Most people just need to gain muscle mass, lose body fat, and accumulate volume.
The idea of ‘fixing’ a fitness client or using some of your new continuing education catch words to tell people they are something that needs to be fixed is a lack of understanding of the end game and the big picture.
* “You shouldn’t deadlift because your thorax is narrow”
* “You’re so jacked up, I’m surprised you haven’t gotten hurt back squatting yet”
* “You don’t ‘manage pressure’ well in your pelvis so you shouldn’t squat” Can you even explain what pressure management means?
* “You need to do these specific exercises because ‘you’re extended’”
These are all promoting mindsets of ‘there is something wrong with me’. We sometimes like to prove our value and spit out some new knowledge we learned at a con edu event but lose sight of fitness.
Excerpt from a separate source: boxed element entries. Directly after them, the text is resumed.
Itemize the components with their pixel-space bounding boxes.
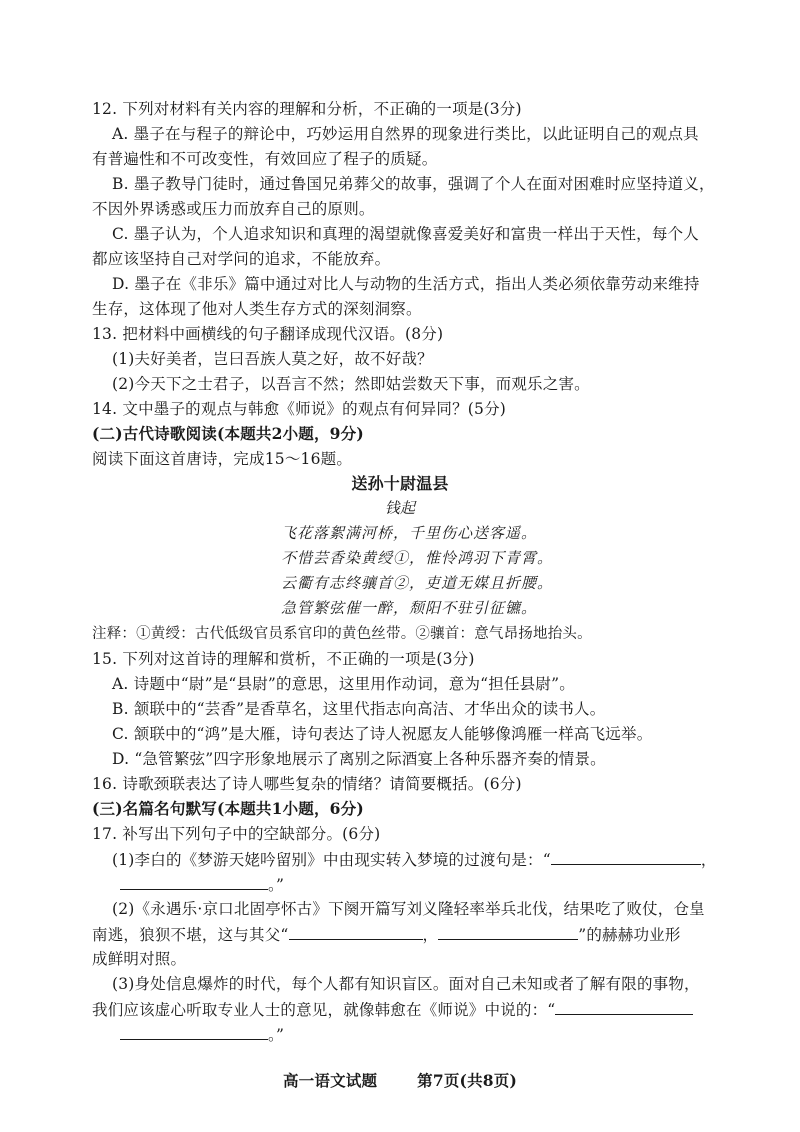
q12-option-d-cont: 生存，这体现了他对人类生存方式的深刻洞察。 — [92, 300, 422, 318]
q17-blank-5[interactable] — [555, 999, 693, 1015]
q17-blank-3[interactable] — [289, 924, 423, 940]
q17-part1-comma: ， — [700, 851, 717, 869]
poem-author: 钱起 — [384, 499, 416, 517]
poem-line-4: 急管繁弦催一醉，颓阳不驻引征镳。 — [281, 599, 538, 617]
q17-part3-line2 — [92, 999, 693, 1020]
q15-option-c: C. 颔联中的“鸿”是大雁，诗句表达了诗人祝愿友人能够像鸿雁一样高飞远举。 — [112, 725, 653, 743]
q17-part3-line3 — [92, 1024, 284, 1045]
q15-option-a: A. 诗题中“尉”是“县尉”的意思，这里用作动词，意为“担任县尉”。 — [112, 675, 575, 693]
q17-part1-text: (1)李白的《梦游天姥吟留别》中由现实转入梦境的过渡句是：“ — [112, 851, 551, 869]
q17-part3-line1: (3)身处信息爆炸的时代，每个人都有知识盲区。面对自己未知或者了解有限的事物， — [112, 975, 700, 993]
q15-stem: 15. 下列对这首诗的理解和赏析，不正确的一项是(3分) — [92, 650, 475, 668]
q17-part2-comma: ， — [422, 926, 439, 944]
q12-option-c: C. 墨子认为，个人追求知识和真理的渴望就像喜爱美好和富贵一样出于天性，每个人 — [112, 225, 699, 243]
q14-stem: 14. 文中墨子的观点与韩愈《师说》的观点有何异同？(5分) — [92, 400, 507, 418]
poem-line-1: 飞花落絮满河桥，千里伤心送客遥。 — [281, 524, 538, 542]
q12-option-a-cont: 有普遍性和不可改变性，有效回应了程子的质疑。 — [92, 150, 438, 168]
q13-item-1: (1)夫好美者，岂曰吾族人莫之好，故不好哉？ — [112, 350, 433, 368]
q12-option-a: A. 墨子在与程子的辩论中，巧妙运用自然界的现象进行类比，以此证明自己的观点具 — [112, 125, 699, 143]
q12-stem: 12. 下列对材料有关内容的理解和分析，不正确的一项是(3分) — [92, 100, 522, 118]
q17-part3-end: 。” — [268, 1026, 285, 1044]
q15-option-d: D. “急管繁弦”四字形象地展示了离别之际酒宴上各种乐器齐奏的情景。 — [112, 750, 606, 768]
q17-part1-line2 — [92, 874, 284, 895]
q17-blank-1[interactable] — [551, 849, 701, 865]
q17-stem: 17. 补写出下列句子中的空缺部分。(6分) — [92, 825, 381, 843]
q17-part1-end: 。” — [268, 876, 285, 894]
q15-option-b: B. 颔联中的“芸香”是香草名，这里代指志向高洁、才华出众的读书人。 — [112, 700, 606, 718]
poem-line-2: 不惜芸香染黄绶①，惟怜鸿羽下青霄。 — [281, 549, 554, 567]
footer-subject: 高一语文试题 — [282, 1071, 378, 1090]
q17-part2-line3: 成鲜明对照。 — [92, 950, 187, 968]
q17-part1-line1 — [112, 849, 717, 870]
q17-part3-text: 我们应该虚心听取专业人士的意见，就像韩愈在《师说》中说的：“ — [92, 1001, 556, 1019]
q12-option-d: D. 墨子在《非乐》篇中通过对比人与动物的生活方式，指出人类必须依靠劳动来维持 — [112, 275, 700, 293]
q17-blank-2[interactable] — [120, 874, 268, 890]
q17-blank-4[interactable] — [438, 924, 578, 940]
section2-heading: (二)古代诗歌阅读(本题共2小题，9分) — [92, 424, 364, 443]
q16-stem: 16. 诗歌颈联表达了诗人哪些复杂的情绪？请简要概括。(6分) — [92, 775, 522, 793]
q17-part2-line1: (2)《永遇乐·京口北固亭怀古》下阕开篇写刘义隆轻率举兵北伐，结果吃了败仗，仓皇 — [112, 900, 705, 918]
q17-part2-text: 南逃，狼狈不堪，这与其父“ — [92, 926, 289, 944]
section3-heading: (三)名篇名句默写(本题共1小题，6分) — [92, 799, 364, 818]
q17-blank-6[interactable] — [120, 1024, 268, 1040]
footer-page-number: 第7页(共8页) — [417, 1071, 518, 1090]
q12-option-c-cont: 都应该坚持自己对学问的追求，不能放弃。 — [92, 250, 391, 268]
q12-option-b-cont: 不因外界诱惑或压力而放弃自己的原则。 — [92, 200, 375, 218]
q13-stem: 13. 把材料中画横线的句子翻译成现代汉语。(8分) — [92, 325, 444, 343]
page-footer — [0, 1071, 800, 1091]
q12-option-b: B. 墨子教导门徒时，通过鲁国兄弟葬父的故事，强调了个人在面对困难时应坚持道义， — [112, 175, 715, 193]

At the end of the day you need to just expose people to different experiences, strategies, loading, velocities, durations, positions, patterns, stances to ultimately IMPROVE fitness (allow to accumulate more and more volume). Exposure is variability.
Be careful with your words. Show them something else without taking something from them or making them feel like they are something that needs to be fixed. * How about “let’s try doing it this way”
* How about “let’s work on this strategy”
* This is what I am seeing with this assessments so our strategy will be X to assist in your goals… I love to learn. You may too. Absorb it, filter it, but don’t let it suck you in to only staring at the bark of a tree instead of seeing the whole forest.